- IATA: none; ICAO: KSSQ; FAA LID: SSQ;

Summary
- Airport type: Public
- Owner: City of Shell Lake
- Serves: Shell Lake, Wisconsin
- Time zone: CST (UTC−06:00)
- • Summer (DST): CDT (UTC−05:00)
- Elevation AMSL: 1,233 ft / 376 m
- Coordinates: 45°43′53″N 091°55′14″W﻿ / ﻿45.73139°N 91.92056°W

Map
- SSQ Location of airport in WisconsinSSQSSQ (the United States)

Runways
| Direction | Length |  | Surface |
| ft | m |
| 14/32 | 3,711 | 1,131 | Asphalt |

Statistics
- Aircraft operations (2021): 12,600
- Based aircraft (2024): 14
- Source: Federal Aviation Administration

= Shell Lake Municipal Airport =

Shell Lake Municipal Airport is a city owned public use airport located one nautical mile (2 km) southeast of the central business district of Shell Lake, a city in Washburn County, Wisconsin, United States. It is included in the Federal Aviation Administration (FAA) National Plan of Integrated Airport Systems for 2025–2029, in which it is categorized as a basic general aviation facility.

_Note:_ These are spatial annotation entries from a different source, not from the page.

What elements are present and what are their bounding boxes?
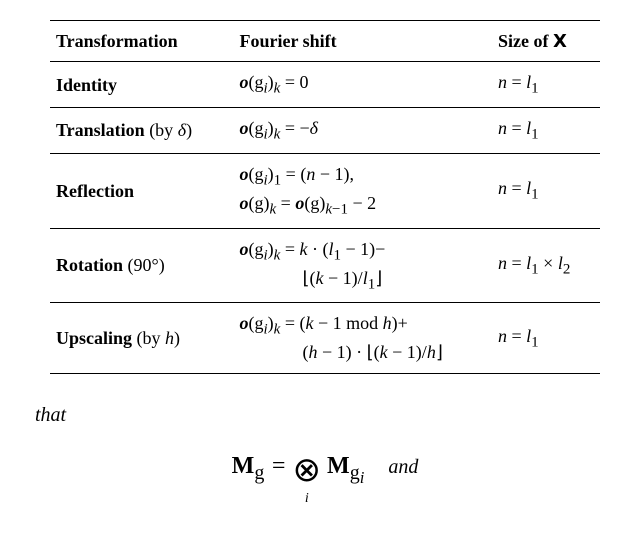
cell-transformation: Reflection bbox=[50, 153, 232, 228]
cell-fourier-shift: o(gi)k = k · (l1 − 1)− ⌊(k − 1)/l1⌋ bbox=[232, 228, 491, 303]
table-row: Identity o(gi)k = 0 n = l1 bbox=[50, 62, 600, 108]
header-fourier-shift: Fourier shift bbox=[232, 21, 491, 62]
cell-size: n = l1 bbox=[490, 303, 600, 373]
table-header-row: Transformation Fourier shift Size of 𝗫 bbox=[50, 21, 600, 62]
cell-fourier-shift: o(gi)k = 0 bbox=[232, 62, 491, 108]
header-size: Size of 𝗫 bbox=[490, 21, 600, 62]
table-bottom-rule bbox=[50, 373, 600, 374]
header-transformation: Transformation bbox=[50, 21, 232, 62]
equation-tensor-product: Mg = ⊗i Mgiand bbox=[50, 453, 600, 489]
cell-transformation: Translation (by δ) bbox=[50, 108, 232, 154]
table-row: Reflection o(gi)1 = (n − 1),o(g)k = o(g)… bbox=[50, 153, 600, 228]
cell-fourier-shift: o(gi)k = −δ bbox=[232, 108, 491, 154]
page: Transformation Fourier shift Size of 𝗫 I… bbox=[0, 0, 640, 518]
cell-size: n = l1 bbox=[490, 153, 600, 228]
cell-transformation: Rotation (90°) bbox=[50, 228, 232, 303]
cell-fourier-shift: o(gi)k = (k − 1 mod h)+ (h − 1) · ⌊(k − … bbox=[232, 303, 491, 373]
cell-fourier-shift: o(gi)1 = (n − 1),o(g)k = o(g)k−1 − 2 bbox=[232, 153, 491, 228]
table-row: Translation (by δ) o(gi)k = −δ n = l1 bbox=[50, 108, 600, 154]
cell-transformation: Identity bbox=[50, 62, 232, 108]
text-that: that bbox=[35, 404, 600, 427]
table-row: Rotation (90°) o(gi)k = k · (l1 − 1)− ⌊(… bbox=[50, 228, 600, 303]
cell-size: n = l1 bbox=[490, 108, 600, 154]
transformations-table: Transformation Fourier shift Size of 𝗫 I… bbox=[50, 20, 600, 374]
cell-transformation: Upscaling (by h) bbox=[50, 303, 232, 373]
table-row: Upscaling (by h) o(gi)k = (k − 1 mod h)+… bbox=[50, 303, 600, 373]
cell-size: n = l1 × l2 bbox=[490, 228, 600, 303]
cell-size: n = l1 bbox=[490, 62, 600, 108]
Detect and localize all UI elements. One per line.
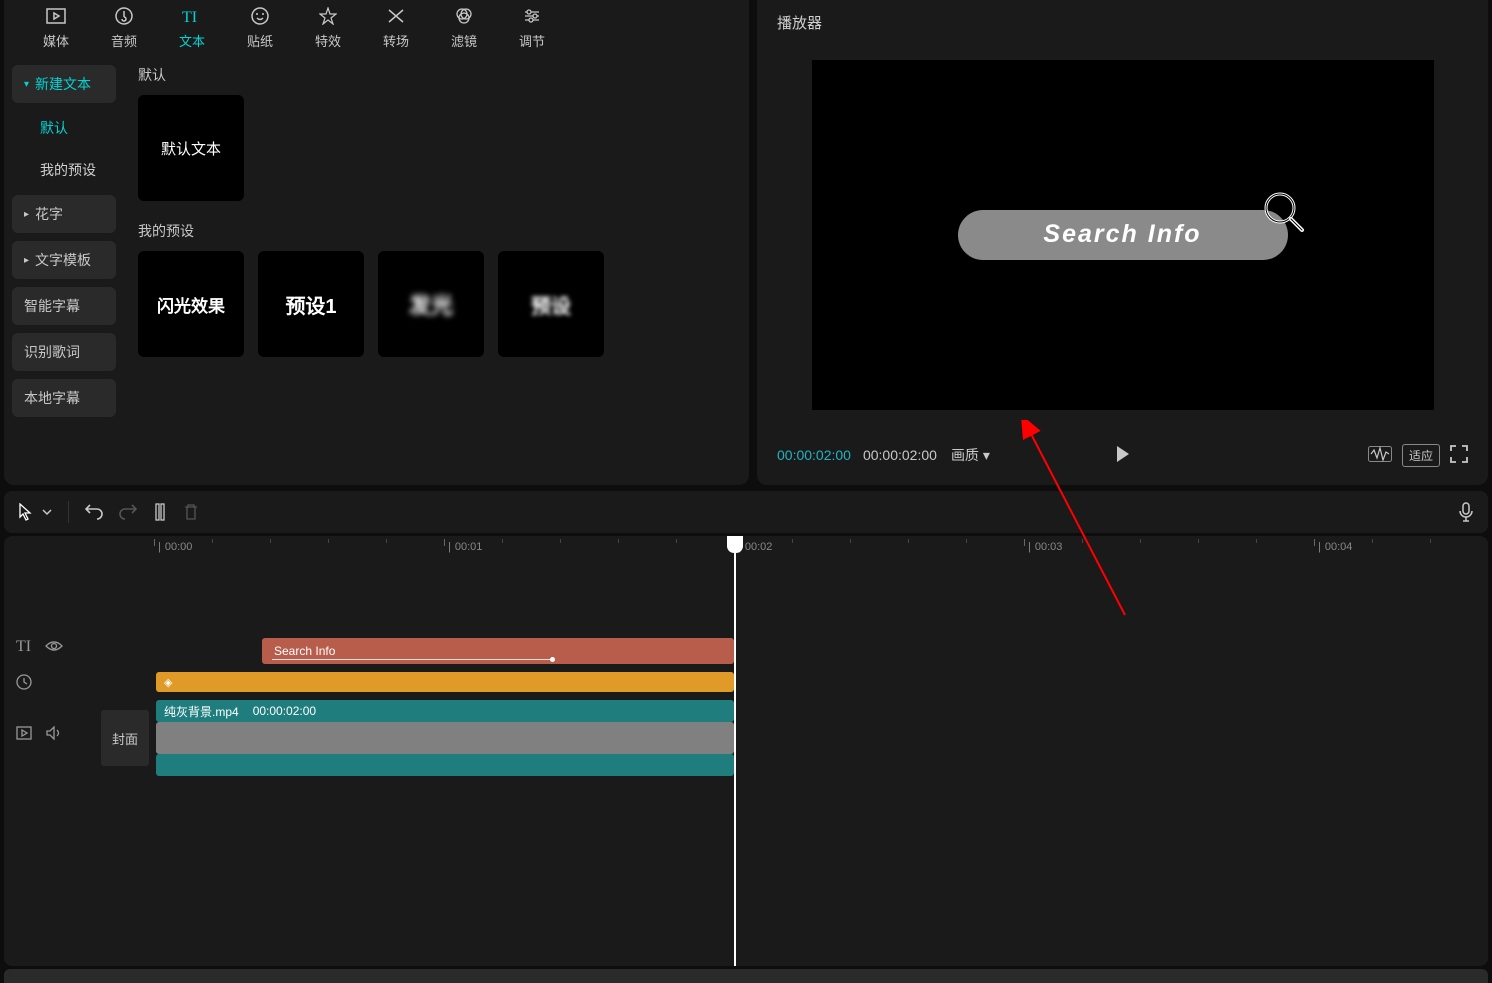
caret-right-icon: ▸ bbox=[24, 255, 29, 266]
split-button[interactable] bbox=[153, 503, 167, 521]
tab-sticker[interactable]: 贴纸 bbox=[226, 0, 294, 55]
visibility-icon[interactable] bbox=[45, 640, 63, 655]
mic-button[interactable] bbox=[1458, 502, 1474, 522]
tab-text[interactable]: TI 文本 bbox=[158, 0, 226, 55]
asset-preset-4[interactable]: 预设 bbox=[498, 251, 604, 357]
video-clip-header[interactable]: 纯灰背景.mp4 00:00:02:00 bbox=[156, 700, 734, 722]
sidebar-lyrics[interactable]: 识别歌词 bbox=[12, 333, 116, 371]
bottom-scroll[interactable] bbox=[4, 969, 1488, 983]
delete-button[interactable] bbox=[183, 503, 199, 521]
text-icon: TI bbox=[182, 5, 202, 27]
playhead[interactable] bbox=[734, 536, 736, 966]
quality-dropdown[interactable]: 画质 ▾ bbox=[951, 445, 990, 465]
mute-icon[interactable] bbox=[46, 726, 62, 743]
preview-area: Search Info bbox=[757, 44, 1488, 425]
fullscreen-icon[interactable] bbox=[1450, 445, 1468, 466]
video-track-icon[interactable] bbox=[16, 726, 32, 743]
tab-transition[interactable]: 转场 bbox=[362, 0, 430, 55]
text-clip[interactable]: Search Info bbox=[262, 638, 734, 664]
main-toolbar: 媒体 音频 TI 文本 贴纸 特效 转场 bbox=[4, 0, 749, 55]
sidebar-subtitle[interactable]: 智能字幕 bbox=[12, 287, 116, 325]
cover-button[interactable]: 封面 bbox=[101, 710, 149, 766]
asset-preset-2[interactable]: 预设1 bbox=[258, 251, 364, 357]
preview-canvas[interactable]: Search Info bbox=[812, 60, 1434, 410]
fit-button[interactable]: 适应 bbox=[1402, 444, 1440, 467]
text-track-icon[interactable]: TI bbox=[16, 638, 31, 656]
audio-icon bbox=[115, 5, 133, 27]
redo-button[interactable] bbox=[119, 504, 137, 520]
preview-controls: 00:00:02:00 00:00:02:00 画质 ▾ 适应 bbox=[757, 425, 1488, 485]
sidebar-default[interactable]: 默认 bbox=[12, 111, 116, 145]
asset-preset-1[interactable]: 闪光效果 bbox=[138, 251, 244, 357]
filter-icon bbox=[455, 5, 473, 27]
text-sidebar: ▾ 新建文本 默认 我的预设 ▸ 花字 ▸ 文字模板 智能字幕 识别歌词 bbox=[4, 55, 124, 485]
section-title-presets: 我的预设 bbox=[138, 221, 735, 241]
playhead-handle[interactable] bbox=[727, 536, 743, 553]
audio-clip[interactable]: ◈ bbox=[156, 672, 734, 692]
asset-preset-3[interactable]: 发光 bbox=[378, 251, 484, 357]
ruler[interactable]: |00:00 |00:01 |00:02 |00:03 |00:04 bbox=[154, 536, 1488, 558]
caret-right-icon: ▸ bbox=[24, 209, 29, 220]
time-current: 00:00:02:00 bbox=[777, 447, 851, 463]
tab-effects[interactable]: 特效 bbox=[294, 0, 362, 55]
sidebar-local-subtitle[interactable]: 本地字幕 bbox=[12, 379, 116, 417]
tab-filter[interactable]: 滤镜 bbox=[430, 0, 498, 55]
section-title-default: 默认 bbox=[138, 65, 735, 85]
clock-icon[interactable] bbox=[16, 674, 32, 693]
video-clip-body[interactable] bbox=[156, 722, 734, 754]
transition-icon bbox=[387, 5, 405, 27]
player-panel: 播放器 Search Info 00:00:02:00 bbox=[757, 0, 1488, 485]
audio-wave-icon: ◈ bbox=[164, 676, 172, 689]
sidebar-my-presets[interactable]: 我的预设 bbox=[12, 153, 116, 187]
tab-audio[interactable]: 音频 bbox=[90, 0, 158, 55]
time-total: 00:00:02:00 bbox=[863, 447, 937, 463]
magnifier-icon bbox=[1260, 188, 1308, 239]
player-title: 播放器 bbox=[757, 0, 1488, 44]
cursor-dropdown[interactable] bbox=[42, 508, 52, 516]
timeline-toolbar bbox=[4, 491, 1488, 533]
undo-button[interactable] bbox=[85, 504, 103, 520]
caret-down-icon: ▾ bbox=[24, 79, 29, 90]
waveform-icon[interactable] bbox=[1368, 446, 1392, 465]
video-clip-footer[interactable] bbox=[156, 754, 734, 776]
tab-adjust[interactable]: 调节 bbox=[498, 0, 566, 55]
sidebar-fancy[interactable]: ▸ 花字 bbox=[12, 195, 116, 233]
asset-area: 默认 默认文本 我的预设 闪光效果 预设1 发光 bbox=[124, 55, 749, 485]
sticker-icon bbox=[251, 5, 269, 27]
sidebar-new-text[interactable]: ▾ 新建文本 bbox=[12, 65, 116, 103]
timeline[interactable]: |00:00 |00:01 |00:02 |00:03 |00:04 TI bbox=[4, 536, 1488, 966]
adjust-icon bbox=[523, 5, 541, 27]
svg-text:TI: TI bbox=[182, 9, 197, 25]
assets-panel: 媒体 音频 TI 文本 贴纸 特效 转场 bbox=[4, 0, 749, 485]
preview-search-pill: Search Info bbox=[958, 210, 1288, 260]
media-icon bbox=[46, 5, 66, 27]
tab-media[interactable]: 媒体 bbox=[22, 0, 90, 55]
effects-icon bbox=[319, 5, 337, 27]
asset-default-text[interactable]: 默认文本 bbox=[138, 95, 244, 201]
play-button[interactable] bbox=[1115, 445, 1131, 466]
cursor-tool[interactable] bbox=[18, 503, 34, 521]
sidebar-template[interactable]: ▸ 文字模板 bbox=[12, 241, 116, 279]
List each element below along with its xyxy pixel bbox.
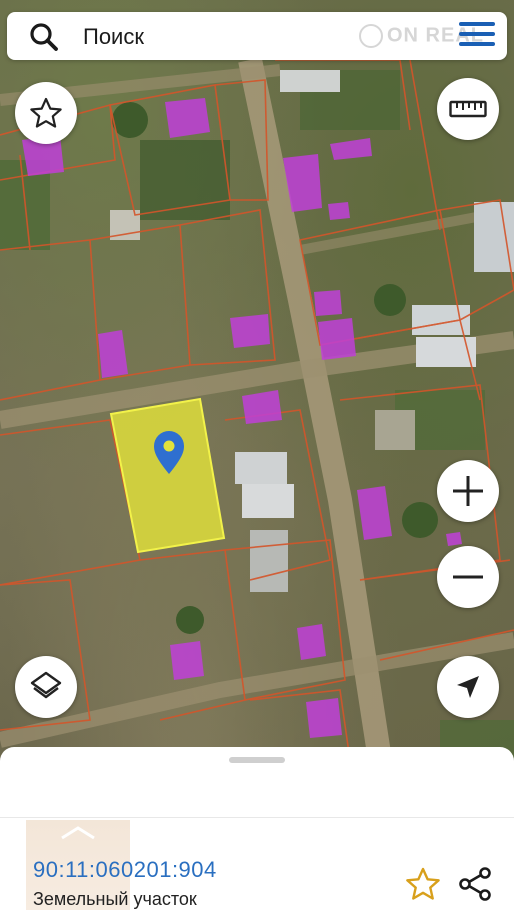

Although most U.S. airports use the same three-letter location identifier for the FAA and IATA, this airport is assigned SSQ by the FAA but has no designation from the IATA (which assigned SSQ to La Sarre Airport in La Sarre, Quebec, Canada). The airport's ICAO identifier is KSSQ.

== Facilities and aircraft ==
Shell Lake Municipal Airport covers an area of 132 acres (53 ha) at an elevation of 1,233 feet (376 m) above mean sea level. It has one runway designated 14/32 with an asphalt surface measuring 3,711 by 75 feet (1,131 x 23 m), with approved GPS approaches.

For the 12-month period ending September 23, 2021, the airport had 12,600 aircraft operations, an average of 35 per day: 95% general aviation, 4% air taxi and 1% military.
In July 2024, there were 14 aircraft based at this airport: all 14 single-engine.